La justice australienne a annoncé, lundi, avoir ordonné la libération de Novak Djokovic. Le numéro un mondial de tennis s’était vu refuser l’entrée en Australie, où il doit participer à l’Open de Melbourne, faute de pouvoir apporter la preuve de sa vaccination contre le Covid-19. Mais l’Immigration peut encore révoquer son visa.
Une victoire pour Novak Djokovic face à la justice australienne. Lundi 10 janvier, le tribunal fédéral a tranché en faveur du numéro 1 mondial de tennis qui s’était vu refuser le droit de défendre son titre à l’Open d’Australie pour raison sanitaire.

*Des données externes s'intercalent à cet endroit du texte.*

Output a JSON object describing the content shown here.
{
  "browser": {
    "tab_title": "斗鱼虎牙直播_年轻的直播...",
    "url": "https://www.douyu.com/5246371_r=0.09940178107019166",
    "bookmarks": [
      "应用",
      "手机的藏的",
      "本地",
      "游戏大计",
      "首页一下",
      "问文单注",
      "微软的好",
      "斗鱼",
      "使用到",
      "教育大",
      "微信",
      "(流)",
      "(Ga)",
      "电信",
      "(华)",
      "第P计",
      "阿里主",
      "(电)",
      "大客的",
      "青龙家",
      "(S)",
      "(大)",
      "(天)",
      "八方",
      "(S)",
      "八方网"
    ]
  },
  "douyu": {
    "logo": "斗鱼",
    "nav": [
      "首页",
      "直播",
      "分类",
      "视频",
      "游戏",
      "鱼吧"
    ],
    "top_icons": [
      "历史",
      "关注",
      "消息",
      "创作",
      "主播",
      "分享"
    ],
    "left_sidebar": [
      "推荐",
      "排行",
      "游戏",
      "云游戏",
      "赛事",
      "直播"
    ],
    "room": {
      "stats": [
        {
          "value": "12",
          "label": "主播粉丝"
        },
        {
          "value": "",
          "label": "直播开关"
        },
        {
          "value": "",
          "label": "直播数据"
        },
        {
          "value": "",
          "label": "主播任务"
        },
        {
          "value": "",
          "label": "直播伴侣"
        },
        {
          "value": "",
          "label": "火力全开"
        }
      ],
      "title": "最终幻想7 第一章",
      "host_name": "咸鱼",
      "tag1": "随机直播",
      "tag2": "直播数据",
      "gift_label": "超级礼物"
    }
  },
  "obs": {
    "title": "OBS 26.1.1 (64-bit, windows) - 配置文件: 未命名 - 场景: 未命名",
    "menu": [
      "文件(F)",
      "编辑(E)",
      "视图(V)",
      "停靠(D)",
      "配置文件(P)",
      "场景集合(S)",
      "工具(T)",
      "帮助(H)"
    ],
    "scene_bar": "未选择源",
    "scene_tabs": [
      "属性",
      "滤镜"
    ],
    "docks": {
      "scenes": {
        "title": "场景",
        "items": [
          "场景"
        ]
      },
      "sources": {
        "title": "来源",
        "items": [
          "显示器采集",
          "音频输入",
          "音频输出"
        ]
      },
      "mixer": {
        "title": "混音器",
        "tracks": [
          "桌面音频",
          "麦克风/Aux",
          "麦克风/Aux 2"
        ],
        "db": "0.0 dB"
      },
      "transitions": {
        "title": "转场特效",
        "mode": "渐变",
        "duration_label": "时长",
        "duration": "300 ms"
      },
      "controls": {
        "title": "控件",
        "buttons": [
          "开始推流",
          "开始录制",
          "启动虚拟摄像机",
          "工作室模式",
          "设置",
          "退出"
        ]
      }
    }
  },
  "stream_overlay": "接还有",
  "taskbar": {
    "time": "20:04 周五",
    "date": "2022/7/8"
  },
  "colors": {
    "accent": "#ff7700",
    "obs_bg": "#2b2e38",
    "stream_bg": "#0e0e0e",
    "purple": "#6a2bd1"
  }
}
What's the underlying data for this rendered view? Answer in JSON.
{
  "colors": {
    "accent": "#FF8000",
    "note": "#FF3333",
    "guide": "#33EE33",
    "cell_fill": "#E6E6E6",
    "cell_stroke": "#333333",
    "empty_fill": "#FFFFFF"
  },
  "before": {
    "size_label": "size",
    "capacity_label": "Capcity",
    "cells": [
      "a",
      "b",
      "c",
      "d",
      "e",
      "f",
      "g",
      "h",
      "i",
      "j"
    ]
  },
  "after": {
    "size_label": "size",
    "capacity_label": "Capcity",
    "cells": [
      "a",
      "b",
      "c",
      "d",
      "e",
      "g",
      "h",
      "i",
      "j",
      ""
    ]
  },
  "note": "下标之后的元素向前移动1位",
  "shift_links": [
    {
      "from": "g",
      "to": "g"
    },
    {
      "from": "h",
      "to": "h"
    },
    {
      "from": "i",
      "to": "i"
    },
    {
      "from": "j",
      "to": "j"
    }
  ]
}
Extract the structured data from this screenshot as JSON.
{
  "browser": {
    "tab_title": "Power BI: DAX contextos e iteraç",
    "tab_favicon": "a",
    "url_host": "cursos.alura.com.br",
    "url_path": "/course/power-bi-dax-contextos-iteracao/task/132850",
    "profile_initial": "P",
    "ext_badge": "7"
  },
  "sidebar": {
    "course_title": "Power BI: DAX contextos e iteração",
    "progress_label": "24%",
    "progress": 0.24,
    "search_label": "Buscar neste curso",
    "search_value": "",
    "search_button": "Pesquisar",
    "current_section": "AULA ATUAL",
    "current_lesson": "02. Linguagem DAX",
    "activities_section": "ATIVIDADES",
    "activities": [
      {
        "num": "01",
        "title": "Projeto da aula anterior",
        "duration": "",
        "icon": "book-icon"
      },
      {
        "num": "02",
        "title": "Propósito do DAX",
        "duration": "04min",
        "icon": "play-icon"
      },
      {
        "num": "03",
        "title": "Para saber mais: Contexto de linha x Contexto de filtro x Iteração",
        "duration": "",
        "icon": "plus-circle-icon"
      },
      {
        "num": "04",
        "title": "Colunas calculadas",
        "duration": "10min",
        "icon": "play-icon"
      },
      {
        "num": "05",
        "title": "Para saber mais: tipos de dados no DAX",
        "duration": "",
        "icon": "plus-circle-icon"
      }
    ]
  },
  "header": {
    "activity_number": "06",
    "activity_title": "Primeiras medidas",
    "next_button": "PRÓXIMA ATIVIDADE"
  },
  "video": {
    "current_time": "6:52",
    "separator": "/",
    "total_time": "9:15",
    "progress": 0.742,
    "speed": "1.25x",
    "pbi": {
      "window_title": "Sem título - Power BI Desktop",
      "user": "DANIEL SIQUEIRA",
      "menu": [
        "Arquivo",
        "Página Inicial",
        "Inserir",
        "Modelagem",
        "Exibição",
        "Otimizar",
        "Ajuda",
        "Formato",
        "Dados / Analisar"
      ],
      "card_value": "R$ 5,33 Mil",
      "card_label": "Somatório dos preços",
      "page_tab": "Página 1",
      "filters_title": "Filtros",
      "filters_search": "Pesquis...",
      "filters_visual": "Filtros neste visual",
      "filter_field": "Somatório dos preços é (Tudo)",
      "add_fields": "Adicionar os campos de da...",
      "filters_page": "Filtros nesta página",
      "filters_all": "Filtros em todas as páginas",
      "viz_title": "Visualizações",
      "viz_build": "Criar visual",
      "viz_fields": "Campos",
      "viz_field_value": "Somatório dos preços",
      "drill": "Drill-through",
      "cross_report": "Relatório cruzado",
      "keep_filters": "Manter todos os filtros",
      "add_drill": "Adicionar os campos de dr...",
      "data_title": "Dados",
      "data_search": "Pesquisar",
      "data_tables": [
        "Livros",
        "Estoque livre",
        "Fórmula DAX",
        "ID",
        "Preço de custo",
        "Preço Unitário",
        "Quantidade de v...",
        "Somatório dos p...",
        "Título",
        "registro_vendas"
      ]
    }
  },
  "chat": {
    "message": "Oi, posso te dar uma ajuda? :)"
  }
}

Le juge Anthony Kelly a ordonné que la libération de Novak Djokovic intervienne dans les 30 minutes et a exigé la restitution de son passeport et de l’ensemble de ses documents de voyage. Elle a estimé que la décision du gouvernement d’annuler son visa était « déraisonnable ».
Les avocats du gouvernement fédéral ont prévenu la cour que le ministre de l’Immigration se réservait le droit d’exercer son pouvoir personnel de révoquer le visa du joueur serbe.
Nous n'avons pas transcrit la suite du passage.